A Critical Analysis of Quercetin as the Attractive Target for the Treatment of Parkinson's Disease


BAHADIR ACIKARA Ö., ŞEKER KARATOPRAK G., YÜCEL Ç., AKKOL E., Sobarzo-Sanchez E., Khayatkashani M., ...More

CNS & NEUROLOGICAL DISORDERS-DRUG TARGETS, vol.21, no.9, pp.795-817, 2022 (SCI-Expanded) identifier identifier identifier

  • Publication Type: Article / Review
  • Volume: 21 Issue: 9
  • Publication Date: 2022
  • Doi Number: 10.2174/1871527320666211206122407
  • Journal Name: CNS & NEUROLOGICAL DISORDERS-DRUG TARGETS
  • Journal Indexes: Science Citation Index Expanded (SCI-EXPANDED), Scopus, Biotechnology Research Abstracts, Chemical Abstracts Core, EMBASE, MEDLINE
  • Page Numbers: pp.795-817
  • Keywords: Parkinson's disease, quercetin, natural compound, neuroprotective, nanodelivery systems, antioxidant activity, ALPHA-SYNUCLEIN GENE, IRON-OXIDE NANOPARTICLES, LIPID-PEROXIDATION, OXIDATIVE STRESS, TISSUE DISTRIBUTION, DRUG NANOCRYSTALS, PC12 CELLS, RAT MODEL, IN-VIVO, ANTIOXIDANT
  • Gazi University Affiliated: Yes

Abstract

Parkinson's Disease (PD) is a multifaceted disorder with various factors suggested to play a synergistic pathophysiological role, such as oxidative stress, autophagy, pro-inflammatory events, and neurotransmitter abnormalities. While it is crucial to discover new treatments in addition to preventing PD, recent studies have focused on determining whether nutraceuticals will exert neuroprotective actions and pharmacological functions in PD. Quercetin, a flavonol-type flavonoid, is found in many fruits and vegetables and is recognised as a complementary therapy for PD. The neuroprotective effect of quercetin is directly associated with its antioxidant activity, in addition to stimulating cellular defence against oxidative stress. Other related mechanisms are activating Sirtuins (SIRT1) and inducing autophagy, in addition to induction of Nrf2-ARE and Paraoxonase 2 (PON2).
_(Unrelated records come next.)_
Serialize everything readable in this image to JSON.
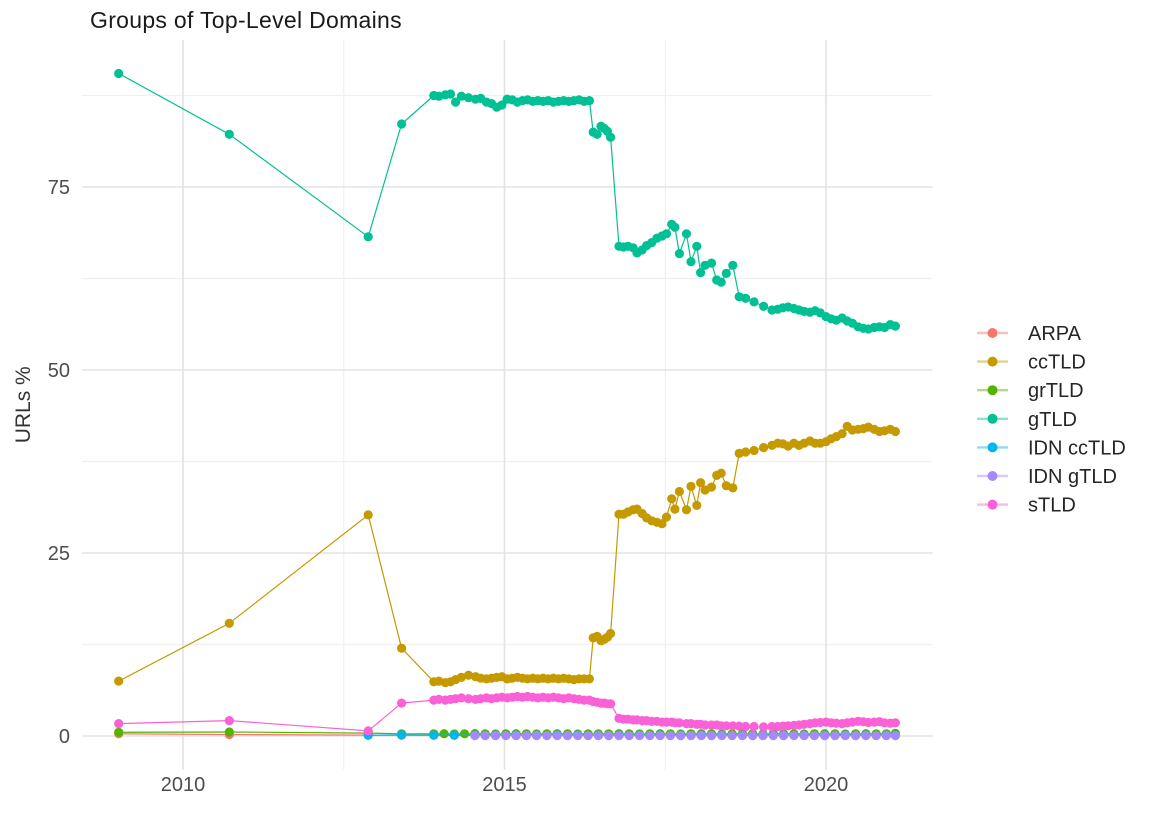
{
  "page": {
    "background": "#ffffff"
  },
  "chart_data": {
    "type": "line",
    "title": "Groups of Top-Level Domains",
    "xlabel": "",
    "ylabel": "URLs %",
    "grid": true,
    "legend_position": "right",
    "xlim": [
      2008.43,
      2021.66
    ],
    "ylim": [
      -4.6,
      95.1
    ],
    "x_ticks": [
      2010,
      2015,
      2020
    ],
    "x_tick_labels": [
      "2010",
      "2015",
      "2020"
    ],
    "x_minor": [
      2012.5,
      2017.5
    ],
    "y_ticks": [
      0,
      25,
      50,
      75
    ],
    "y_tick_labels": [
      "0",
      "25",
      "50",
      "75"
    ],
    "y_minor": [
      12.5,
      37.5,
      62.5,
      87.5
    ],
    "survey_x": [
      2009.0,
      2010.72,
      2012.88,
      2013.4,
      2013.9,
      2013.98,
      2014.08,
      2014.16,
      2014.24,
      2014.33,
      2014.44,
      2014.55,
      2014.63,
      2014.72,
      2014.8,
      2014.88,
      2014.96,
      2015.04,
      2015.12,
      2015.2,
      2015.28,
      2015.36,
      2015.44,
      2015.52,
      2015.6,
      2015.68,
      2015.76,
      2015.84,
      2015.92,
      2016.0,
      2016.08,
      2016.16,
      2016.24,
      2016.32,
      2016.38,
      2016.44,
      2016.5,
      2016.55,
      2016.6,
      2016.65,
      2016.78,
      2016.85,
      2016.92,
      2017.0,
      2017.06,
      2017.14,
      2017.21,
      2017.29,
      2017.37,
      2017.45,
      2017.52,
      2017.6,
      2017.65,
      2017.72,
      2017.83,
      2017.9,
      2017.99,
      2018.05,
      2018.12,
      2018.22,
      2018.3,
      2018.37,
      2018.45,
      2018.55,
      2018.65,
      2018.75,
      2018.88,
      2019.03,
      2019.16,
      2019.25,
      2019.33,
      2019.41,
      2019.5,
      2019.58,
      2019.66,
      2019.75,
      2019.83,
      2019.91,
      2020.0,
      2020.08,
      2020.16,
      2020.25,
      2020.33,
      2020.41,
      2020.5,
      2020.58,
      2020.66,
      2020.75,
      2020.83,
      2020.91,
      2021.0,
      2021.08
    ],
    "series": [
      {
        "name": "ARPA",
        "color": "#F8766D",
        "points": [
          [
            2009.0,
            0.3
          ],
          [
            2010.72,
            0.2
          ],
          [
            2012.88,
            0.12
          ],
          [
            2013.4,
            0.1
          ],
          [
            2013.9,
            0.1
          ],
          [
            2014.22,
            0.1
          ],
          [
            2014.54,
            0.1
          ],
          [
            2014.86,
            0.1
          ],
          [
            2015.18,
            0.1
          ],
          [
            2015.5,
            0.1
          ],
          [
            2015.82,
            0.1
          ],
          [
            2016.14,
            0.1
          ],
          [
            2016.46,
            0.1
          ],
          [
            2016.78,
            0.1
          ],
          [
            2017.1,
            0.1
          ],
          [
            2017.42,
            0.1
          ],
          [
            2017.74,
            0.1
          ],
          [
            2018.06,
            0.1
          ],
          [
            2018.38,
            0.1
          ],
          [
            2018.7,
            0.1
          ],
          [
            2019.02,
            0.1
          ],
          [
            2019.34,
            0.1
          ],
          [
            2019.66,
            0.1
          ],
          [
            2019.98,
            0.1
          ],
          [
            2020.3,
            0.1
          ],
          [
            2020.62,
            0.1
          ],
          [
            2020.94,
            0.1
          ],
          [
            2021.08,
            0.1
          ]
        ]
      },
      {
        "name": "ccTLD",
        "color": "#C49A00",
        "y": [
          7.5,
          15.4,
          30.2,
          12.0,
          7.4,
          7.5,
          7.3,
          7.4,
          7.7,
          8.0,
          8.3,
          8.1,
          7.9,
          7.8,
          7.9,
          8.0,
          8.1,
          7.8,
          7.9,
          8.0,
          7.9,
          7.8,
          7.9,
          7.8,
          7.9,
          7.8,
          7.9,
          7.8,
          7.9,
          7.8,
          7.7,
          7.8,
          7.8,
          7.8,
          13.4,
          13.6,
          13.0,
          13.2,
          13.5,
          14.0,
          30.3,
          30.3,
          30.6,
          30.9,
          31.0,
          30.4,
          29.8,
          29.4,
          29.2,
          29.0,
          29.9,
          32.4,
          31.0,
          33.4,
          30.9,
          34.1,
          31.5,
          34.6,
          33.6,
          34.0,
          35.6,
          35.9,
          34.2,
          33.9,
          38.6,
          38.8,
          39.0,
          39.4,
          39.7,
          40.0,
          39.9,
          39.6,
          40.0,
          39.7,
          40.0,
          40.3,
          40.0,
          40.0,
          40.2,
          40.6,
          40.9,
          41.3,
          42.3,
          41.8,
          41.9,
          42.0,
          42.2,
          41.9,
          41.6,
          41.7,
          41.9,
          41.6
        ]
      },
      {
        "name": "grTLD",
        "color": "#53B400",
        "points": [
          [
            2009.0,
            0.5
          ],
          [
            2010.72,
            0.55
          ],
          [
            2012.88,
            0.4
          ],
          [
            2013.4,
            0.3
          ],
          [
            2013.9,
            0.3
          ],
          [
            2014.06,
            0.32
          ],
          [
            2014.22,
            0.28
          ],
          [
            2014.38,
            0.3
          ],
          [
            2014.54,
            0.33
          ],
          [
            2014.7,
            0.3
          ],
          [
            2014.86,
            0.28
          ],
          [
            2015.02,
            0.3
          ],
          [
            2015.18,
            0.32
          ],
          [
            2015.34,
            0.3
          ],
          [
            2015.5,
            0.28
          ],
          [
            2015.66,
            0.3
          ],
          [
            2015.82,
            0.32
          ],
          [
            2015.98,
            0.3
          ],
          [
            2016.14,
            0.28
          ],
          [
            2016.3,
            0.3
          ],
          [
            2016.46,
            0.3
          ],
          [
            2016.62,
            0.3
          ],
          [
            2016.78,
            0.32
          ],
          [
            2016.94,
            0.3
          ],
          [
            2017.1,
            0.28
          ],
          [
            2017.26,
            0.3
          ],
          [
            2017.42,
            0.32
          ],
          [
            2017.58,
            0.3
          ],
          [
            2017.74,
            0.28
          ],
          [
            2017.9,
            0.3
          ],
          [
            2018.06,
            0.32
          ],
          [
            2018.22,
            0.3
          ],
          [
            2018.38,
            0.28
          ],
          [
            2018.54,
            0.3
          ],
          [
            2018.7,
            0.32
          ],
          [
            2018.86,
            0.3
          ],
          [
            2019.02,
            0.28
          ],
          [
            2019.18,
            0.3
          ],
          [
            2019.34,
            0.32
          ],
          [
            2019.5,
            0.3
          ],
          [
            2019.66,
            0.28
          ],
          [
            2019.82,
            0.3
          ],
          [
            2019.98,
            0.32
          ],
          [
            2020.14,
            0.3
          ],
          [
            2020.3,
            0.28
          ],
          [
            2020.46,
            0.3
          ],
          [
            2020.62,
            0.32
          ],
          [
            2020.78,
            0.3
          ],
          [
            2020.94,
            0.3
          ],
          [
            2021.08,
            0.35
          ]
        ]
      },
      {
        "name": "gTLD",
        "color": "#00C094",
        "y": [
          90.5,
          82.2,
          68.2,
          83.6,
          87.5,
          87.4,
          87.6,
          87.7,
          86.6,
          87.4,
          87.2,
          87.0,
          87.1,
          86.6,
          86.4,
          85.9,
          86.2,
          87.0,
          86.9,
          86.6,
          86.8,
          86.9,
          86.7,
          86.8,
          86.7,
          86.8,
          86.6,
          86.7,
          86.8,
          86.7,
          86.8,
          86.9,
          86.7,
          86.8,
          82.5,
          82.2,
          83.3,
          83.0,
          82.6,
          81.8,
          66.9,
          66.8,
          66.9,
          66.7,
          66.0,
          66.4,
          67.0,
          67.4,
          68.0,
          68.3,
          68.6,
          69.9,
          69.5,
          65.9,
          68.6,
          64.8,
          66.9,
          63.3,
          64.3,
          64.6,
          62.3,
          62.0,
          63.2,
          64.3,
          60.0,
          59.8,
          59.3,
          58.7,
          58.2,
          58.3,
          58.5,
          58.6,
          58.4,
          58.2,
          58.0,
          57.9,
          58.1,
          57.8,
          57.3,
          57.0,
          56.8,
          57.1,
          56.7,
          56.4,
          55.9,
          55.7,
          55.6,
          55.8,
          55.9,
          55.8,
          56.2,
          56.0
        ]
      },
      {
        "name": "IDN ccTLD",
        "color": "#00B6EB",
        "points": [
          [
            2012.88,
            0.1
          ],
          [
            2013.4,
            0.15
          ],
          [
            2013.9,
            0.12
          ],
          [
            2014.22,
            0.12
          ],
          [
            2014.54,
            0.12
          ],
          [
            2014.86,
            0.12
          ],
          [
            2015.18,
            0.12
          ],
          [
            2015.5,
            0.12
          ],
          [
            2015.82,
            0.12
          ],
          [
            2016.14,
            0.12
          ],
          [
            2016.46,
            0.12
          ],
          [
            2016.78,
            0.12
          ],
          [
            2017.1,
            0.12
          ],
          [
            2017.42,
            0.12
          ],
          [
            2017.74,
            0.12
          ],
          [
            2018.06,
            0.12
          ],
          [
            2018.38,
            0.12
          ],
          [
            2018.7,
            0.12
          ],
          [
            2019.02,
            0.12
          ],
          [
            2019.34,
            0.12
          ],
          [
            2019.66,
            0.12
          ],
          [
            2019.98,
            0.12
          ],
          [
            2020.3,
            0.12
          ],
          [
            2020.62,
            0.12
          ],
          [
            2020.94,
            0.12
          ],
          [
            2021.08,
            0.12
          ]
        ]
      },
      {
        "name": "IDN gTLD",
        "color": "#A58AFF",
        "points": [
          [
            2014.54,
            0.05
          ],
          [
            2014.7,
            0.05
          ],
          [
            2014.86,
            0.05
          ],
          [
            2015.02,
            0.05
          ],
          [
            2015.18,
            0.05
          ],
          [
            2015.34,
            0.05
          ],
          [
            2015.5,
            0.05
          ],
          [
            2015.66,
            0.05
          ],
          [
            2015.82,
            0.05
          ],
          [
            2015.98,
            0.05
          ],
          [
            2016.14,
            0.05
          ],
          [
            2016.3,
            0.05
          ],
          [
            2016.46,
            0.05
          ],
          [
            2016.62,
            0.05
          ],
          [
            2016.78,
            0.05
          ],
          [
            2016.94,
            0.05
          ],
          [
            2017.1,
            0.05
          ],
          [
            2017.26,
            0.05
          ],
          [
            2017.42,
            0.05
          ],
          [
            2017.58,
            0.05
          ],
          [
            2017.74,
            0.05
          ],
          [
            2017.9,
            0.05
          ],
          [
            2018.06,
            0.05
          ],
          [
            2018.22,
            0.05
          ],
          [
            2018.38,
            0.05
          ],
          [
            2018.54,
            0.05
          ],
          [
            2018.7,
            0.05
          ],
          [
            2018.86,
            0.05
          ],
          [
            2019.02,
            0.05
          ],
          [
            2019.18,
            0.05
          ],
          [
            2019.34,
            0.05
          ],
          [
            2019.5,
            0.05
          ],
          [
            2019.66,
            0.05
          ],
          [
            2019.82,
            0.05
          ],
          [
            2019.98,
            0.05
          ],
          [
            2020.14,
            0.05
          ],
          [
            2020.3,
            0.05
          ],
          [
            2020.46,
            0.05
          ],
          [
            2020.62,
            0.05
          ],
          [
            2020.78,
            0.05
          ],
          [
            2020.94,
            0.05
          ],
          [
            2021.08,
            0.05
          ]
        ]
      },
      {
        "name": "sTLD",
        "color": "#FB61D7",
        "y": [
          1.7,
          2.1,
          0.7,
          4.5,
          4.9,
          5.0,
          4.9,
          5.0,
          5.1,
          5.2,
          5.1,
          5.0,
          5.1,
          5.2,
          5.1,
          5.2,
          5.3,
          5.2,
          5.3,
          5.4,
          5.3,
          5.4,
          5.3,
          5.2,
          5.3,
          5.2,
          5.3,
          5.2,
          5.1,
          5.2,
          5.1,
          5.0,
          4.9,
          4.9,
          4.7,
          4.6,
          4.5,
          4.5,
          4.4,
          4.4,
          2.4,
          2.3,
          2.3,
          2.2,
          2.2,
          2.1,
          2.1,
          2.0,
          2.0,
          1.9,
          1.9,
          1.9,
          1.8,
          1.8,
          1.7,
          1.7,
          1.6,
          1.6,
          1.5,
          1.5,
          1.5,
          1.4,
          1.4,
          1.4,
          1.35,
          1.3,
          1.3,
          1.25,
          1.3,
          1.3,
          1.35,
          1.4,
          1.45,
          1.5,
          1.6,
          1.7,
          1.8,
          1.85,
          1.9,
          1.8,
          1.75,
          1.7,
          1.8,
          1.9,
          2.0,
          1.95,
          1.85,
          1.9,
          1.95,
          1.8,
          1.75,
          1.8
        ]
      }
    ],
    "style": {
      "grid_major_color": "#e3e3e3",
      "grid_minor_color": "#f0f0f0",
      "point_radius": 4.6,
      "line_width": 1.2
    }
  }
}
Quercetin, whose neuroprotective activity has been demonstrated in many studies, unfortunately, has a disadvantage because of its poor water solubility, chemical instability, and low oral bioavailability. It has been reported that the disadvantages of quercetin have been eliminated with nanocarriers loaded with quercetin. The role of nanotechnology and nanodelivery systems in reducing oxidative stress during PD provides an indisputable advantage. Accordingly, the present review aims to shed light on quercetin's beneficial effects and underlying mechanisms in neuroprotection. In addition, the contribution of nanodelivery systems to the neuroprotective effect of quercetin is also discussed.